São muito comuns os casos em que o paciente
descobre uma doença rara depois de muitos anos, às vezes décadas, por vezes
recebendo diagnósticos equivocados. É o caso da Deise Zanin, presidente do
Instituto Atlas Biossocial, uma organização sem fins lucrativos que trabalha no
apoio às pessoas com doenças crônicas, graves e raras. O instituto oferece
suporte geral aos pacientes e suas famílias, disseminando informações de modo a
permitir o diagnóstico precoce e o conhecimento da sociedade em geral sobre
estas doenças.
Deise só teve conhecimento de que tinha uma
doença rara aos 20 anos de idade, quando foi diagnosticada com
mucopolissacaridose tipo 1.e iniciou um tratamento no Hospital de Clínicas em
Porto Alegre. Trata-se de uma doença genética, ainda sem cura, mas tratável
pela reposição periódica da enzima que não funciona nesses pacientes. Isso
impede o corpo de degradar substâncias que são normalmente produzidas, mas que,
na falta de uma degradação adequada, acabam se acumulando, o que gera
consequências em vários tecidos e órgãos.
“Eu levei 20 anos
para ter o diagnóstico, e foi suspeita de um oftalmologista, que me encaminhou
para o geneticista”, relata
Deise.
Na maioria das vezes, o paciente procura
médicos especialistas, faz uma série de exames, mas o diagnóstico final demora
de 4 a 5 anos em média. Ainda assim, os desafios no tratamento são inúmeros, em
muitos casos levando à morte precoce do paciente.

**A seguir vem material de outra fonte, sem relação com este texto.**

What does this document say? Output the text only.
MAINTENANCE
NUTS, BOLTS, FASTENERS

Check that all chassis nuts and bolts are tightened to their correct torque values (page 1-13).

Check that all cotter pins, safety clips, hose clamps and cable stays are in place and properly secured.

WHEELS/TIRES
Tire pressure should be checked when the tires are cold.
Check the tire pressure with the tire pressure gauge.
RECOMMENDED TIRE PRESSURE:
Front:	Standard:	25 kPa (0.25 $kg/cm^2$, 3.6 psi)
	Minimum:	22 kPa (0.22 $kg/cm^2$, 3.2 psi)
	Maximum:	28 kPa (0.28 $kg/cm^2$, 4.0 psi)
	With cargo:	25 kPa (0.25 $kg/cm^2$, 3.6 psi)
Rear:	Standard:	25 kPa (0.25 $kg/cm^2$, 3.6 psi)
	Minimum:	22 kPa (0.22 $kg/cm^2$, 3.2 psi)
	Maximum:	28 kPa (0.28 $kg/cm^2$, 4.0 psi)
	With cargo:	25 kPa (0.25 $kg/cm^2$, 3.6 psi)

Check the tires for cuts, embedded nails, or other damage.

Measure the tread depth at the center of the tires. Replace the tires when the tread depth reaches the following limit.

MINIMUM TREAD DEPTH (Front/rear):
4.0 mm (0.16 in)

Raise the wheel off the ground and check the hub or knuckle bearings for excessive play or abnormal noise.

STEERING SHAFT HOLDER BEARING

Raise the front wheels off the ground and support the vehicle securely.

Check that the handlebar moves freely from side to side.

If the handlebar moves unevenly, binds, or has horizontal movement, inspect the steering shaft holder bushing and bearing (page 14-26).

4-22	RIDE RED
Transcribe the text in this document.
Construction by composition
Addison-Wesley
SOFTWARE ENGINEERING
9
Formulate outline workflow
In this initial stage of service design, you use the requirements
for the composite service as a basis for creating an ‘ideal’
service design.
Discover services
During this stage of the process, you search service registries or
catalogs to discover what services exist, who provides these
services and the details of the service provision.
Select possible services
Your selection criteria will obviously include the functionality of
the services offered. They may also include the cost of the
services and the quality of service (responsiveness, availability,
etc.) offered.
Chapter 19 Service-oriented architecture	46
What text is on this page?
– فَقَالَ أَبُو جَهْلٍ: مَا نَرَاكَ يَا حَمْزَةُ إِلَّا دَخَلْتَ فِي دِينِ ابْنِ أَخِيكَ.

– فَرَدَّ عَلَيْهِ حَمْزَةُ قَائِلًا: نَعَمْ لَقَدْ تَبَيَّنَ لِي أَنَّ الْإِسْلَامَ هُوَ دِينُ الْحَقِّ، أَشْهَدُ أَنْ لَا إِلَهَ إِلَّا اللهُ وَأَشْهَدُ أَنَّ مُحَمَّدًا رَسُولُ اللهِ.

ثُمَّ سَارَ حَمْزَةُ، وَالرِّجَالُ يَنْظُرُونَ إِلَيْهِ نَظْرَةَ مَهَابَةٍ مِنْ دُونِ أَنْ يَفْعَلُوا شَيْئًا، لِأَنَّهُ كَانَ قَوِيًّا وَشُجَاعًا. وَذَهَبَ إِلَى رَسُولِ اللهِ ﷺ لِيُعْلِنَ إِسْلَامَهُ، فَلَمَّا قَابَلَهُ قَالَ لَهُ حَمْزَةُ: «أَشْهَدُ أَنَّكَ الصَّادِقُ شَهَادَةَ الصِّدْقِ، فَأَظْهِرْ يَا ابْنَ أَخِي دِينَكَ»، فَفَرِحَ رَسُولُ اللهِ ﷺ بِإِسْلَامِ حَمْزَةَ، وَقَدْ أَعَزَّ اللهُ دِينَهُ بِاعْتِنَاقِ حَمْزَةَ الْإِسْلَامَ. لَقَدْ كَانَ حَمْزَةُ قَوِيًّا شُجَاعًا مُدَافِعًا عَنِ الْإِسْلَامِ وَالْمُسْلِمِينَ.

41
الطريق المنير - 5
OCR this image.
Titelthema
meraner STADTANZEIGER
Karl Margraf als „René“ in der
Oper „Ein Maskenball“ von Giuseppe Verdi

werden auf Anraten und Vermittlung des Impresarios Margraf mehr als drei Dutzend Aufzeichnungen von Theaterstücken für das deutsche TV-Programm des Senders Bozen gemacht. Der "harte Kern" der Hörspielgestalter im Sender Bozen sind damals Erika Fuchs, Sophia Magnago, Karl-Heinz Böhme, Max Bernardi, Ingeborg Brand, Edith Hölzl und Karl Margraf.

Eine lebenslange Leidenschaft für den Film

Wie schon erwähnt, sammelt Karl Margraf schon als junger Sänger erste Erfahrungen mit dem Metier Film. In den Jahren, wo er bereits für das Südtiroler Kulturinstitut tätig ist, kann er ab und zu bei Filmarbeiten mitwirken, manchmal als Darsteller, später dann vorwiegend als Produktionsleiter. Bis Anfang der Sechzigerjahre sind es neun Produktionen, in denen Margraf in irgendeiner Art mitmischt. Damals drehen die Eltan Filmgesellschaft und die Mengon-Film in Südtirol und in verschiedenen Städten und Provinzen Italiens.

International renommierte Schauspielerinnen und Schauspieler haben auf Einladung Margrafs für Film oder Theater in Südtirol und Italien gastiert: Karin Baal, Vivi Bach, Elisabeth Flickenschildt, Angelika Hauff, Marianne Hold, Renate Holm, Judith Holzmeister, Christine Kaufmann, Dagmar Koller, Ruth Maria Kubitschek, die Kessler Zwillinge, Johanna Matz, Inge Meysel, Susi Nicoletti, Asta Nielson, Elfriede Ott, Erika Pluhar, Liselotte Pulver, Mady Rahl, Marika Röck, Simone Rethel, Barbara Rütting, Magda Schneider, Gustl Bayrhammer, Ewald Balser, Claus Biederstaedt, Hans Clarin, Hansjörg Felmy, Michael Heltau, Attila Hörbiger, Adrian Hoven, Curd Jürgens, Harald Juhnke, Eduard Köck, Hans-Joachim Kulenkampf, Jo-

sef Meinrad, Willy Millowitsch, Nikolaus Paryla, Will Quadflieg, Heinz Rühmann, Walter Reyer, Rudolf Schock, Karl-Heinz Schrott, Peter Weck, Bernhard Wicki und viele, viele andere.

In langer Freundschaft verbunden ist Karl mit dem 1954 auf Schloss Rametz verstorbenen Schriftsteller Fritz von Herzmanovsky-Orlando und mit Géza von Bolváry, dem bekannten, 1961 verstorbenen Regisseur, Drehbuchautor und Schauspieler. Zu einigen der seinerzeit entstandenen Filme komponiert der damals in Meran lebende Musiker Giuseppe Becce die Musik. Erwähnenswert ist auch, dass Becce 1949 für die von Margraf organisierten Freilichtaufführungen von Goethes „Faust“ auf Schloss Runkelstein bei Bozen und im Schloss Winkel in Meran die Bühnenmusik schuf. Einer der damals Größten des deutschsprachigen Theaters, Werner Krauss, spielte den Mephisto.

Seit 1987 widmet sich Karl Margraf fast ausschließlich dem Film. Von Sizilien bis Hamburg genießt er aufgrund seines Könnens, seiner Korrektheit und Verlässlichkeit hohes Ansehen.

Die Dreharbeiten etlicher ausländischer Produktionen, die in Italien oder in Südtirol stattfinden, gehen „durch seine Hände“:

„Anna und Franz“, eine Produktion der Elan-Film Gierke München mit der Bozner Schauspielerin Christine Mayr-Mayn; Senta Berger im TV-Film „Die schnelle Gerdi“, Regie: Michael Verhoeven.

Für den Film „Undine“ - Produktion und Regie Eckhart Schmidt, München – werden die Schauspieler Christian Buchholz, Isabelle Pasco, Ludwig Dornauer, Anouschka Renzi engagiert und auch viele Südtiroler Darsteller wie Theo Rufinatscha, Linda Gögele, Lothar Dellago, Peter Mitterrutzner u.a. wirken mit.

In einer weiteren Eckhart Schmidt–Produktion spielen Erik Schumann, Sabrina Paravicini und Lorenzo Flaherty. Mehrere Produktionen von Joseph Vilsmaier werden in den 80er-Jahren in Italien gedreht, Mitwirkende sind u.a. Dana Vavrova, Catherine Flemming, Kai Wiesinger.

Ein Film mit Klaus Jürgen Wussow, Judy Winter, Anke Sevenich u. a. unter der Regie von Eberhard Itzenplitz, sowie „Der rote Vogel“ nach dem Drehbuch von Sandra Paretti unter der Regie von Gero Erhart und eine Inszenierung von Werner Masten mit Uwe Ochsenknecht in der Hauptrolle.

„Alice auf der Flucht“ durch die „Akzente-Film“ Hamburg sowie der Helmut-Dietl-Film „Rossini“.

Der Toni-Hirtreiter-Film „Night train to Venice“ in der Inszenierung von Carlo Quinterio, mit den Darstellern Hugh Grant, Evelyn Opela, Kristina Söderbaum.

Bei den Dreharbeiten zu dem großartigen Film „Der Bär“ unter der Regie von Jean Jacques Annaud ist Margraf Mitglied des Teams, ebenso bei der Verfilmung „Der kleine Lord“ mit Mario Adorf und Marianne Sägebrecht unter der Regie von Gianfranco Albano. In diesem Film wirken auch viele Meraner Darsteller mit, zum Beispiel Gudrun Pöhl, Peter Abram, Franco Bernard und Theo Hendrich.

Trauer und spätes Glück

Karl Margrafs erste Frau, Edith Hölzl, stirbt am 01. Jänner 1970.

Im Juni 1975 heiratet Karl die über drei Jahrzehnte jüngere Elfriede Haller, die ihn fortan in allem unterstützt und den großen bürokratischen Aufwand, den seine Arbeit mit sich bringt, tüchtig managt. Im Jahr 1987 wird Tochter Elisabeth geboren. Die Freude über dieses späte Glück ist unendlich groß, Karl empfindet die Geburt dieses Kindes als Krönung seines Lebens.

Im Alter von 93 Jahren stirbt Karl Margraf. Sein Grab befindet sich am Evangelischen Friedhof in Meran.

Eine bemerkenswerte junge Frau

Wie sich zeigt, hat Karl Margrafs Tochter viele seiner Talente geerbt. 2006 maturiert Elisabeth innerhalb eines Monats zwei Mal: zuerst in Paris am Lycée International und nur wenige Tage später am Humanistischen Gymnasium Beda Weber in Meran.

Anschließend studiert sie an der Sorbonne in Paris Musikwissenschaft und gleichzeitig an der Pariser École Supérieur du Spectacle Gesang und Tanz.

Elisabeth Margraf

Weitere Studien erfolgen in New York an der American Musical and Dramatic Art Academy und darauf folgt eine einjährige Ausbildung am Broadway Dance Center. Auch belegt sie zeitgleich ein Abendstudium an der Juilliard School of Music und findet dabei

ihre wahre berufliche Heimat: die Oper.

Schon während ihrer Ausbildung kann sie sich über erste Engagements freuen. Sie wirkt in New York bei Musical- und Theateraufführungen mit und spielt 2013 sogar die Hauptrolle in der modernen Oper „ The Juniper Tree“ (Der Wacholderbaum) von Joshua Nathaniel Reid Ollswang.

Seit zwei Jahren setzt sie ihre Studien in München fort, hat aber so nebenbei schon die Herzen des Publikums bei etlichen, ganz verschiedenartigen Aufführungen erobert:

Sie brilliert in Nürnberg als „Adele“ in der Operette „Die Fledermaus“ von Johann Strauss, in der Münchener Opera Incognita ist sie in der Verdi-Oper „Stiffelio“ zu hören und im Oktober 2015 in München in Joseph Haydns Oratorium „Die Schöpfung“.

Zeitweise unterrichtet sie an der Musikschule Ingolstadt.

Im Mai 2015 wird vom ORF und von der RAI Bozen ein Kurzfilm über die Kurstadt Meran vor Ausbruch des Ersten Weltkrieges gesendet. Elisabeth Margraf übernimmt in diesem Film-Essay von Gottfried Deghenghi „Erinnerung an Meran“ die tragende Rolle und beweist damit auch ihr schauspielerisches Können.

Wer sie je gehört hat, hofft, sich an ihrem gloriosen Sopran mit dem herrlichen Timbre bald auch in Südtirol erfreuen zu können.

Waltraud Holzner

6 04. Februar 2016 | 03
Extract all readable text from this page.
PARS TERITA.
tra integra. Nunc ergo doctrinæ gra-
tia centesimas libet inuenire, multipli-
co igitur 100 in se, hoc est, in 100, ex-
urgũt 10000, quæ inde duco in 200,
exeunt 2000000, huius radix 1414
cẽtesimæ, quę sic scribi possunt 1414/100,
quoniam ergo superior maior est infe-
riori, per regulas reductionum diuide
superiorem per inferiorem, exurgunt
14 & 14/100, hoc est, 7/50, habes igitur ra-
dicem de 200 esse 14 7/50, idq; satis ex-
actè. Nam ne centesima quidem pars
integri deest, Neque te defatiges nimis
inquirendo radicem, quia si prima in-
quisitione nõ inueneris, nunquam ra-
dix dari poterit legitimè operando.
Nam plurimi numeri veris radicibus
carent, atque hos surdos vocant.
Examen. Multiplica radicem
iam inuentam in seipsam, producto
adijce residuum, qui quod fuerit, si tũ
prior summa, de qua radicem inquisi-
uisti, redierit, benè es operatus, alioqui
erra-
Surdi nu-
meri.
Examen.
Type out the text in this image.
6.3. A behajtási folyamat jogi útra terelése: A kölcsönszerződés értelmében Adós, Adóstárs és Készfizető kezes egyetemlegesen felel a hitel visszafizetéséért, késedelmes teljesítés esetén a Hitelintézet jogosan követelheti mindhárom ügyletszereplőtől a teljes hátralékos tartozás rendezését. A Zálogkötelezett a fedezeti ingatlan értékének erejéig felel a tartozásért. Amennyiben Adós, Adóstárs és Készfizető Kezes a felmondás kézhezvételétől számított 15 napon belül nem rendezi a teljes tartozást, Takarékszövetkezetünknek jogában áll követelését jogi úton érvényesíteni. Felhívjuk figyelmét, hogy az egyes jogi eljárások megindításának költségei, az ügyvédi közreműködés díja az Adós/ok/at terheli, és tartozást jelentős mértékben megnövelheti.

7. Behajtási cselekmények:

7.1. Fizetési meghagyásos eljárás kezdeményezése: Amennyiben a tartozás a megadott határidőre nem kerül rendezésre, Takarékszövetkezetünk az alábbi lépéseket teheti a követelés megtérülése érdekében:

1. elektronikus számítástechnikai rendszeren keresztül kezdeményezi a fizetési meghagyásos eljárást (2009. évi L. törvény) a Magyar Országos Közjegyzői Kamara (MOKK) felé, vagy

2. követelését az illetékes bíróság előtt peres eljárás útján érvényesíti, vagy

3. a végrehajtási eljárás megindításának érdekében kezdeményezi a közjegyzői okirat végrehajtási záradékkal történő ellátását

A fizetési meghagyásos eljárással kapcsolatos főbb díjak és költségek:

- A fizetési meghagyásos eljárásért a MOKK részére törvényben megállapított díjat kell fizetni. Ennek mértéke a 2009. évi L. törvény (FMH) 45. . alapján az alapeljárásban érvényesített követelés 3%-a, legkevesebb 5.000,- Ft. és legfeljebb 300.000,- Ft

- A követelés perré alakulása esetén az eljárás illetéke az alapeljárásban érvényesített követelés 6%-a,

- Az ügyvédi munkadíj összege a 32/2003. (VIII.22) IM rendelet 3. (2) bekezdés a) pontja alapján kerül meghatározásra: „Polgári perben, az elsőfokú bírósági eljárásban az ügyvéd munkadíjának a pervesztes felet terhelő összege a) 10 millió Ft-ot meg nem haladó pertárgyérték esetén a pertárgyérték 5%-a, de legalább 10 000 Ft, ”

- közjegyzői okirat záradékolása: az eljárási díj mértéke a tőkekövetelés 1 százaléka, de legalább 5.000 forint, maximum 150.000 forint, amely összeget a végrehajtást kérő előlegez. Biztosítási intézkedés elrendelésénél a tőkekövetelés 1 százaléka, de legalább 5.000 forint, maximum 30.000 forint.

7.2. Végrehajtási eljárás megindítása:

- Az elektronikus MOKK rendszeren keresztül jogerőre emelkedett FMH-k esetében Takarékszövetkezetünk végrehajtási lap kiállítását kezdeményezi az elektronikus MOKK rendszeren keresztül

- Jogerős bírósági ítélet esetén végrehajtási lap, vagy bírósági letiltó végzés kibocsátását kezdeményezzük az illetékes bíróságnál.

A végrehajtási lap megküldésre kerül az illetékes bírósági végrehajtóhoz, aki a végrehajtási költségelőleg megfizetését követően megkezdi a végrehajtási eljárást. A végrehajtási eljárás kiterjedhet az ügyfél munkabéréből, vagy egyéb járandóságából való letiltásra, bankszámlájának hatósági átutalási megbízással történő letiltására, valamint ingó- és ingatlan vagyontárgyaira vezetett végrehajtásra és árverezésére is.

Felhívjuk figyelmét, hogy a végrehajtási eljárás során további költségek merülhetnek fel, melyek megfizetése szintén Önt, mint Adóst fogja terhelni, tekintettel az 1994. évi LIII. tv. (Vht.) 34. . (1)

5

“Os sintomas às vezes são muito graves, e sem o
diagnóstico correto haverá idas recorrentes à unidade de saúde, internações, os
pais vão precisar parar de trabalhar para cuidar da criança, deixando de
contribuir com a economia. Então é uma série de problemas relacionados que
podem ser evitados com mais informação”, completa Deise.
Desta forma, é recomendado que, à medida em
que a criança cresce, os pais atentem para a existência de diferenças em seu
desenvolvimento em comparação a outras crianças. Caso algo diferente seja
notado, um médico geneticista deve ser procurado, pois pode ser o caso de uma
doença rara.
Para Deise, falta conscientização sobre as
doenças raras. “O desconhecimento pela população e pelos próprios médicos, e a
falta de ações concretas pelo poder público, tudo isso é limitante e muito
triste para as famílias. Já ouvi relatos de famílias que alertaram seus médicos
pediatras sobre diferenças no desenvolvimento de seus filhos, mas foram ignorados.
E isso mudou muito pouco nos últimos anos”.
Mucopolissacaridoses
(MPS): tratamentos atuais não são 100% eficazes
As mucopolissacaridoses (MPS) são doenças
genéticas que fazem parte dos erros inatos do metabolismo. Nas MPS, a produção
de enzimas responsáveis pela degradação de alguns compostos é afetada, e o
progressivo acúmulo destes compostos no organismo do paciente provoca diversas
manifestações.
Entre as consequências das MPS, podem estar:
limitações articulares, perda auditiva, problemas respiratórios e cardíacos,
aumento do fígado e do baço e déficit neurológico.
A incidência das mucopolissacaridoses é de
cerca de 1 caso para cada 25 mil nascidos vivos. De acordo com a enzima que se
encontra deficiente, as mucopolissacaridoses podem ser classificadas em 11
tipos diferentes².
No Brasil, o mais prevalente é o tipo II,
conhecido como Síndrome de Hunter (causada pela deficiência da enzima iduronato
sulfatase) — um caso para cada 70 mil nascidos vivos, com uma média de 13 novos
casos ao ano detectados pela Rede MPS Brasil³.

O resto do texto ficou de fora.